Iversen wrote:We say that the boxes don't understand what they utter,
Some researchers recently did
a remarkable experiment where they trained a much smaller GPT model on written series of Othello moves, recorded in standard notation. And from nothing but those written transcripts, the model actually learned to play. And a very clever examination of the model revealed a set of "neurons" which actually recorded the state of an Othello board. During training, the model had realized that it was playing a game, on a square board. And it inferred the size of the board, the spatial relationships, and the legal moves. (Though not perfectly.) And it learned all of this by filling in "clozes" and guessing the next word in a text. Clozes, as it turns out, are far more powerful than anyone ever imagined.
A far more sophisticated model like GPT 4 can actually "reason". Not always well, and not always consistently. But when a father and son
tried to teach it the son's conlang, it inferred quite a few grammatical rules from a short parallel corpus, and produced a few attempts at translations to and from the conlang.
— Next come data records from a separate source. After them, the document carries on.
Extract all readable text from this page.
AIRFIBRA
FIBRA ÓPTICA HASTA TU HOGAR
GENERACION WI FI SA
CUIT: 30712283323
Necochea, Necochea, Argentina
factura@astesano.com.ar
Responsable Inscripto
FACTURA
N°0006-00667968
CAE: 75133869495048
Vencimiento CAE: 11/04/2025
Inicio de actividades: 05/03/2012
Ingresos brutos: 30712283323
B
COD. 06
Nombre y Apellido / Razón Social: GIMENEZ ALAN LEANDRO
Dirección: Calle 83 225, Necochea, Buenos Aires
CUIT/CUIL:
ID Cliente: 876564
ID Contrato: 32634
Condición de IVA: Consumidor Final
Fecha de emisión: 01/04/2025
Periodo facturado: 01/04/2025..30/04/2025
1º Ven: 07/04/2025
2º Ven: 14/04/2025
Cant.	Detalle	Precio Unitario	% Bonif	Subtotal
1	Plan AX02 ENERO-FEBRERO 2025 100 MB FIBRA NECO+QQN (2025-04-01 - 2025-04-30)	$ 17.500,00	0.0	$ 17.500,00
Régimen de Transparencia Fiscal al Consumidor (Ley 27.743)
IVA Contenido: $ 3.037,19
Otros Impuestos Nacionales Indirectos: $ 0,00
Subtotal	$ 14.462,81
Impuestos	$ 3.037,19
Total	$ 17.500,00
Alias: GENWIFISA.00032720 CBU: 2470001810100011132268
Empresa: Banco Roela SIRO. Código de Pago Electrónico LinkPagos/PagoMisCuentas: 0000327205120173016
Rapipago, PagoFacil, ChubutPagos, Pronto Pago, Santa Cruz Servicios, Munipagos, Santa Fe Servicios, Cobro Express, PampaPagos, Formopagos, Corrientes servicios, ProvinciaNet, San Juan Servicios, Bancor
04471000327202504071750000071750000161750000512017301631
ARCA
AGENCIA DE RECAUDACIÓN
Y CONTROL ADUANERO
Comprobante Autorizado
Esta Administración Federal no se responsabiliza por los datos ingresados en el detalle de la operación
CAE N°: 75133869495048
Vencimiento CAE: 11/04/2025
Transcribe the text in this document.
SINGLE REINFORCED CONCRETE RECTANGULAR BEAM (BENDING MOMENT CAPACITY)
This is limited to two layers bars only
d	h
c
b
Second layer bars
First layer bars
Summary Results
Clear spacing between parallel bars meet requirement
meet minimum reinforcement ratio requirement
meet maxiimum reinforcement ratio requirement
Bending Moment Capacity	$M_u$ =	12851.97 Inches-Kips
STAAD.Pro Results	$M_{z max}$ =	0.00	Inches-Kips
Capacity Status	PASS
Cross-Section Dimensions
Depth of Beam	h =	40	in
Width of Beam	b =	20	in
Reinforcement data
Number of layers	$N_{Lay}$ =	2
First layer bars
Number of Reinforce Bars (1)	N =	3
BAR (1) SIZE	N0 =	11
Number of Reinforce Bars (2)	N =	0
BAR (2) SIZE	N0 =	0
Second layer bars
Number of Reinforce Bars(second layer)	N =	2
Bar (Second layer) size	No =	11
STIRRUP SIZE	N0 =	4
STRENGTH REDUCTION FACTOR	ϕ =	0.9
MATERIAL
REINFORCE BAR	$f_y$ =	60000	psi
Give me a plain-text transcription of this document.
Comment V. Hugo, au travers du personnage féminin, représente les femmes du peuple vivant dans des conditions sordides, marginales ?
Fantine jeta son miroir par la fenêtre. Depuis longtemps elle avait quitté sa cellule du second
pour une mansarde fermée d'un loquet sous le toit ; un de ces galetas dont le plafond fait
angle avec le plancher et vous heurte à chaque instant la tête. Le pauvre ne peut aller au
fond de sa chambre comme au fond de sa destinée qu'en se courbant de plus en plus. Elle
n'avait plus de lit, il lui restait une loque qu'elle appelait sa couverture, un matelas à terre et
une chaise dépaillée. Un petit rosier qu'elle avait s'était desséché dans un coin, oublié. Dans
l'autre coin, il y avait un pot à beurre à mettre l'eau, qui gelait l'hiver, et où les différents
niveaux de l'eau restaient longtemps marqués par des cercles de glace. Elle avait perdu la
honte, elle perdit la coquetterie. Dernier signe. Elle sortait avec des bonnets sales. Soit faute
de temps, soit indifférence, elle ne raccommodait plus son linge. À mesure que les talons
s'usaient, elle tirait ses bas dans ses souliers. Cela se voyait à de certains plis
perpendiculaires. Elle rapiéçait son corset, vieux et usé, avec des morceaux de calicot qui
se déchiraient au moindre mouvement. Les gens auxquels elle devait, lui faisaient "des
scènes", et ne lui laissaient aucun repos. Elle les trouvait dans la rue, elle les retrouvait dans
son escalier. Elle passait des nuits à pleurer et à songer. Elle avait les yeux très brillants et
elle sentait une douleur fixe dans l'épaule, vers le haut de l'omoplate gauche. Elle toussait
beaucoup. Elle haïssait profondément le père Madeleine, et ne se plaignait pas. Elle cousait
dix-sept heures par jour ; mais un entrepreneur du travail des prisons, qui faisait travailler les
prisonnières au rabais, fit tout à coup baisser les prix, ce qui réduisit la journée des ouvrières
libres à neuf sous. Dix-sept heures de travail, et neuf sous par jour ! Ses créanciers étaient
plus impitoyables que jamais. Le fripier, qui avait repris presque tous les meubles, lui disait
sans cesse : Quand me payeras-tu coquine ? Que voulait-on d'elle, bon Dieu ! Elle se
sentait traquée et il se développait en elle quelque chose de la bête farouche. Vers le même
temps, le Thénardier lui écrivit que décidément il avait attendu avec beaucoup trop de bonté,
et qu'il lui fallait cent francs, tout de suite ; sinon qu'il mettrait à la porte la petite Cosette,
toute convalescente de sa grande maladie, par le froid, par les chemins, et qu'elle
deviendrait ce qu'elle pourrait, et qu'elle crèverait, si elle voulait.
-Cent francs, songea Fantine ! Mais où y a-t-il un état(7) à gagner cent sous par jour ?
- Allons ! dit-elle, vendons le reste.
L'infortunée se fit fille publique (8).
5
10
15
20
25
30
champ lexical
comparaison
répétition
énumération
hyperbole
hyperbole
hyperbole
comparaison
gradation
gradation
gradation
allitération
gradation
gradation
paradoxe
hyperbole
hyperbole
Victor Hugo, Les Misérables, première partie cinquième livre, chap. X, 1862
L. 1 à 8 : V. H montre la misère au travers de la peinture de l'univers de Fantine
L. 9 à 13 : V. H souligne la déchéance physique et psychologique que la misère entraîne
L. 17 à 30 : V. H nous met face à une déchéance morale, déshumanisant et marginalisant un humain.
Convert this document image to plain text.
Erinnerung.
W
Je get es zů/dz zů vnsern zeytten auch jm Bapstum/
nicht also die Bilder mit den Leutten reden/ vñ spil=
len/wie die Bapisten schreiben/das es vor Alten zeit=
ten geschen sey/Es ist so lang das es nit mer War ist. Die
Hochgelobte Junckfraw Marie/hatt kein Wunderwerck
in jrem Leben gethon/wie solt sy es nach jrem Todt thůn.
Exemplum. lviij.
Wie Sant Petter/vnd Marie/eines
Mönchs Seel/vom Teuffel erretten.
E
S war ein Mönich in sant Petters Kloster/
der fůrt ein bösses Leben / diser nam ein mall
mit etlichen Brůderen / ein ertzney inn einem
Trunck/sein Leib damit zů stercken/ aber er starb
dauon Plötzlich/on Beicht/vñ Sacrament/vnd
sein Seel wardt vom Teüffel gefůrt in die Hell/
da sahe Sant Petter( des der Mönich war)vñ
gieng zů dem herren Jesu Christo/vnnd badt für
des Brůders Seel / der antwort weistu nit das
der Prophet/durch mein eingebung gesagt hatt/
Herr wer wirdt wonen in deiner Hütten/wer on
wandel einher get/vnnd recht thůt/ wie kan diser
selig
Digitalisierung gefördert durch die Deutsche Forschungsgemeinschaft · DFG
The conlang was linguistically exotic, so nothing in the model's training could have taught it to "parrot" the answers. Rather, the model was actually listening to instructions, and trying to follow them by doing a translation "manually."
The harder one pushes the models to perform genuine reasoning, the more obvious it becomes that they still have significant weaknesses. Certainly, a completely novel task like translating to and from a brand new conlang will produce results that are clearly better than mere "parroting" of the training text (which after all included no examples of the conlang). But the results are still worse than what a diligent and capable human could do. Of course, a
typical human would also do poorly translating a conlang. Humans are also better at regurgitation than genuine reason.
Iversen wrote:Which reminds me about Voltaire's dictum at the end of Candide: "Il faut cultiver son jardin". And now I have got one, and for the time being it eats up half my allotted study time. It looks like a sinister plan..
Well, there was always someone out there who learned languages faster than I could, and someone who wrote wittier essays, and someone with a better grasp of math. There are even programmers who consistently make me realize that I am still the barest novice after decades in the field. I was never bothered that Deep Blue could beat me at chess, any more than I was bothered by the fact that Kasperov could.
If the process is enjoyable in itself, there's no need to be world class. And yes, I could use Google Translate to speak to my in-laws, if they'd sit still for such a barbarity, but I rather prefer being able to do it myself.
But to return to the topic, human tutors have little to fear from ChatGPT. Except, of course, for the ease with which dishonest students can now cheat.
It is certainly possible to get ChatGPT to act as a tutor. But actually getting good results requires quite a bit of cleverness, as well as a keen eye for misleading or incomplete answers. Some students will be able to figure out how to do it on their own, just like some people walk into a gym and teach themselves weightlifting with nothing but books and YouTube videos. And yet, there's still a robust market for personal trainers and coaches to hold people's hand, to provide motivation, and to (very occasionally) provide true expert insight into what's subtly wrong with someone's deadlift. Automated tutoring with current tools will no more replace human tutors than a well-stocked library ever replaced schools and professors. The number of students who would walk into a library and teach themselves was only ever a tiny fraction of the population.
And by the time that these models
can entirely replace a teacher, well, we'll have bigger issues to worry about. Perhaps we ought to take ChatGPT's advice, and
adopter un cadre réglementaire adapté et impliquer l'ensemble de la société dans le processus décisionnel. Preferably
before someone builds a model a lot more clever than this one.